# Minn Kota Error Message



## jay.bush1434 (Dec 27, 2014)

Try to pair the remote again.


----------



## BobGee (Apr 10, 2019)

jay.bush1434 said:


> Try to pair the remote again.


Still says motor not found


----------



## mro (Jan 24, 2018)

Sorry in advance.... 



BobGee said:


> I’m out in the boat now without the manual.


Is that anything like being
"up the creek without a paddle"?

or might try cutting the power and rebooting it.


----------



## jay.bush1434 (Dec 27, 2014)

Hold on, let me get my manual...

Assuming your remote battery is fresh and TM batts have good charge and batts are relatively new, it is either the remote or control board.

If TM beeps when you try to pair it, it is likely the remote...
Good luck and post up what you find out the issue is. FYI- control board is about $300


----------



## BobGee (Apr 10, 2019)

mro said:


> Sorry in advance....
> 
> 
> 
> ...


It’s kind of like that. Conditions look great. Outgoing is starting. Oyster bars all around. Thanks for trying to help.


----------



## mro (Jan 24, 2018)

BobGee said:


> Conditions look great. Outgoing is starting. Oyster bars all around.

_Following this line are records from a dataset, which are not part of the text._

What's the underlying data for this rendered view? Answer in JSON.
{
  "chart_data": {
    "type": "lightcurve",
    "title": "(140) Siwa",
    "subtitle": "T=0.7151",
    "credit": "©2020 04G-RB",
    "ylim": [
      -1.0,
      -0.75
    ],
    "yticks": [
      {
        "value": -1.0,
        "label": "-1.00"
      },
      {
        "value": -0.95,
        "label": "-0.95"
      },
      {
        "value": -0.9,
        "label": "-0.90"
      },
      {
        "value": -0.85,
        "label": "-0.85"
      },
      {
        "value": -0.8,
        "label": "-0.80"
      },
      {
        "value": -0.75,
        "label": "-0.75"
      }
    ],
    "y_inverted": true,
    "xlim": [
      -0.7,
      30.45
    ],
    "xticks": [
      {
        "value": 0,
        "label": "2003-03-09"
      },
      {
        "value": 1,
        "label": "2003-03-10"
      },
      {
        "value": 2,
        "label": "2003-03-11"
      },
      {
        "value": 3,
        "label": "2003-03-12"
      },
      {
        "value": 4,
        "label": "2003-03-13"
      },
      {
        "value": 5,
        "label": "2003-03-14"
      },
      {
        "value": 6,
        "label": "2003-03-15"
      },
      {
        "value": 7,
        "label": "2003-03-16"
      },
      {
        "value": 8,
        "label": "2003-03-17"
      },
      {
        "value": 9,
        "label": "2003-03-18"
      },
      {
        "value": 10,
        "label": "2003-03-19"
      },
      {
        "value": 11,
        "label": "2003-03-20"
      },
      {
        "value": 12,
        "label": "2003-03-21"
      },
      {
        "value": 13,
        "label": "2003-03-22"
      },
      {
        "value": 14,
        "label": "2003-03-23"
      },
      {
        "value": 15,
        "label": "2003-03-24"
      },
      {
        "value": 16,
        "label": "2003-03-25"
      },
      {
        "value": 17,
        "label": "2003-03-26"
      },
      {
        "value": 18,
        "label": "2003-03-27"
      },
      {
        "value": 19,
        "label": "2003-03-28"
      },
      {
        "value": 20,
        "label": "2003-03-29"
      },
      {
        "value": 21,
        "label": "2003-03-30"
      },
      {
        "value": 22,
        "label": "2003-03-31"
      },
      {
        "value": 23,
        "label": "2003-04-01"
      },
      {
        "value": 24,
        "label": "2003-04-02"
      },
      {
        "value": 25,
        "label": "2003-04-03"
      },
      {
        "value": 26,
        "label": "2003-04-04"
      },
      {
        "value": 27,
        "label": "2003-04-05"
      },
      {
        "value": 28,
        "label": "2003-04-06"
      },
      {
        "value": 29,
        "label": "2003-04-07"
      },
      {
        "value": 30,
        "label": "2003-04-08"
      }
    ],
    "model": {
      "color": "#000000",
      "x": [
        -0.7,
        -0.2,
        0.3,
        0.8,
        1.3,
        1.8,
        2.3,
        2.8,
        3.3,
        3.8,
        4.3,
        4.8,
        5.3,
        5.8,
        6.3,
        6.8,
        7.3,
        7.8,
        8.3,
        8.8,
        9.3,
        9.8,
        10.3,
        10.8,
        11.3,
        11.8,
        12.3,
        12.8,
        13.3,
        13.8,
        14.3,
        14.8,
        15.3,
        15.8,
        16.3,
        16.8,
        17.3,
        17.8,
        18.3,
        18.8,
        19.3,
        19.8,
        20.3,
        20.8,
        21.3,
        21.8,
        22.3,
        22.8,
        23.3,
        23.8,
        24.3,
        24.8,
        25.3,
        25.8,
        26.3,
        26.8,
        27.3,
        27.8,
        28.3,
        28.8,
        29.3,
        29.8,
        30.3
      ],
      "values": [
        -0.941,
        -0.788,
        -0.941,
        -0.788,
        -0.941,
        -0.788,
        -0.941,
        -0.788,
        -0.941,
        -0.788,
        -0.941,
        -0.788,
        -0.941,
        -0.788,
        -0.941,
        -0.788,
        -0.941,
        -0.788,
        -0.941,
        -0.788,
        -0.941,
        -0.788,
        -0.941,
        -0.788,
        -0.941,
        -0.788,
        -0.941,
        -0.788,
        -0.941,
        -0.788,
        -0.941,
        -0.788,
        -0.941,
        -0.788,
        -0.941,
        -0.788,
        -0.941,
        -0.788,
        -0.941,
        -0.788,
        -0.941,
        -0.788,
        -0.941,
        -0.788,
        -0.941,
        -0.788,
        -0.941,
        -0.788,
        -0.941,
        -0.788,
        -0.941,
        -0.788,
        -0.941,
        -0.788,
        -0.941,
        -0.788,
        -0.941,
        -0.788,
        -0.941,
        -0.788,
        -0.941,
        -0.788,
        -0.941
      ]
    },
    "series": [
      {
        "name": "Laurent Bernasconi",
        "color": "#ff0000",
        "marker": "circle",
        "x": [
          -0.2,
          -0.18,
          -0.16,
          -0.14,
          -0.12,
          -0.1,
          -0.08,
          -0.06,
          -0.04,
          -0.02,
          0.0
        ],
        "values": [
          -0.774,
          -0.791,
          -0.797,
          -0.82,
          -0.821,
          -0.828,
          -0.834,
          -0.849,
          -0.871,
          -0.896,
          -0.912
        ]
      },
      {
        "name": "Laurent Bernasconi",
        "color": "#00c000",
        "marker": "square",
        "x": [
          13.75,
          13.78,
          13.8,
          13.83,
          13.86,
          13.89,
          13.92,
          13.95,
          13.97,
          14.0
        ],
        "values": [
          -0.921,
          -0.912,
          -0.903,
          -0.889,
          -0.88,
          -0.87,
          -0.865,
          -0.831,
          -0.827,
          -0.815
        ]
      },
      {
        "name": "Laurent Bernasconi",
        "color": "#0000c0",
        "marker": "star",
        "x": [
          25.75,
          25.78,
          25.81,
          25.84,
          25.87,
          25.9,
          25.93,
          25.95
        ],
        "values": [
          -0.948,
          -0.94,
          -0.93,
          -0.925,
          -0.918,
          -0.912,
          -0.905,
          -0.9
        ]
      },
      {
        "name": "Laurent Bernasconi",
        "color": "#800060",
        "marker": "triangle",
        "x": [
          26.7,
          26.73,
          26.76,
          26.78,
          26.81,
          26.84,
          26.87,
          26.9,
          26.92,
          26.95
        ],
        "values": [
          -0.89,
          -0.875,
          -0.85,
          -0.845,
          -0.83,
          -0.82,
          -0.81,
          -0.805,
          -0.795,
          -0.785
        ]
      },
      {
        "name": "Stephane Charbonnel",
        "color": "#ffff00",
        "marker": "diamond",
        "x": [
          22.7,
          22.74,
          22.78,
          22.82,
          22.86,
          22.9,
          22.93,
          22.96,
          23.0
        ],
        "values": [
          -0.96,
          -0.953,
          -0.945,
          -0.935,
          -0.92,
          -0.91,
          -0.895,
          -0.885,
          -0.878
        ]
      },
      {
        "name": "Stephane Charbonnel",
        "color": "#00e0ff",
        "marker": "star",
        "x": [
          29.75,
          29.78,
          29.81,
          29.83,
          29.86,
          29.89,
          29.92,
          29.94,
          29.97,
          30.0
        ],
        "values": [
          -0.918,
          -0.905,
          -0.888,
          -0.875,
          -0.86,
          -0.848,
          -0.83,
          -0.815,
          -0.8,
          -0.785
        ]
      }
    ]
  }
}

Think I might just be jealous.
crappy weather (which I like  ) 
and I'm home instead of out on the water somewhere.


----------



## BobGee (Apr 10, 2019)

mro said:


> Think I might just be jealous.
> crappy weather (which I like  )
> and I'm home instead of out on the water somewhere.


It’s cloudy and trying to rain. I’m at St Marks. 
Just wondering... have any of you guys managed to get everything on the boat working at the same time?


----------



## BobGee (Apr 10, 2019)

jay.bush1434 said:


> Hold on, let me get my manual...
> 
> Assuming your remote battery is fresh and TM batts have good charge and batts are relatively new, it is either the remote or control board.
> 
> ...


TM beeps when I try to pair it. I’ve got power everywhere. Just got a new board on warranty about 2 months ago. Thanks for your help.


----------



## mro (Jan 24, 2018)

BobGee said:


> It’s cloudy and trying to rain. I’m at St Marks.


Same conditions here.
According to the government 100% showers today, 50% chance tomorrow. Wind not to bad. These conditions help keep the riff-raft (people) down and allows getting a little closer to the fish.

If you really want to rub it in, post a pic


----------



## BobGee (Apr 10, 2019)




----------



## BobGee (Apr 10, 2019)

BobGee said:


> View attachment 105186


Dead TM behind me


----------



## mro (Jan 24, 2018)

BobGee said:


> Dead TM behind me


Riptide???

I'm still using the ole power drive...
Hopefully you have a pole?
And better yet a young guy to man it.


----------



## BobGee (Apr 10, 2019)

mro said:


> Riptide???
> 
> I'm still using the ole power drive...
> Hopefully you have a pole?
> And better yet a young guy to man it.


No such luck. Fishing by myself so I left the pole at home.


----------



## lemaymiami (Feb 9, 2007)

After 20 years of doing without a trolling motor at all - and poling day after day with customers on board my beat up old Maverick... I finally broke down and got a new TM - A Terrova, 24v. remote control model. It's been in place now for a few months and I'm really pleased with it - particularly the anchor lock function (at night we're getting bites on fly from tarpon up to 40lbs within 15 feet of the active anchor locked motor running constantly) .... Like I said, very pleased...

But, I still mount that pushpole every day - and I know as water temps fall and I start poling in places out of Chokoloskee and Flamingo where we're dragging bottom... that I'll be back poling again - and I'm only 71 years young...


----------



## mro (Jan 24, 2018)

lemaymiami said:


> and I'm only


I don't know... but i think the posters on this thread (maybe not Jay) are close to being "geezers" 
The Bobs it seems might have a little bit more hair than I but mine does have little bit of black still in it.


----------



## BobGee (Apr 10, 2019)

mro said:


> I don't know... but i think the posters on this thread (maybe not Jay) are close to being "geezers"
> The Bobs it seems might have a little bit more hair than I but mine does have little bit of black still in it.


Hey I’m 72. But I should have taken the pole.


----------



## BobGee (Apr 10, 2019)

mro said:


> I don't know... but i think the posters on this thread (maybe not Jay) are close to being "geezers"
> The Bobs it seems might have a little bit more hair than I but mine does have little bit of black still in it.


It’s blonde


----------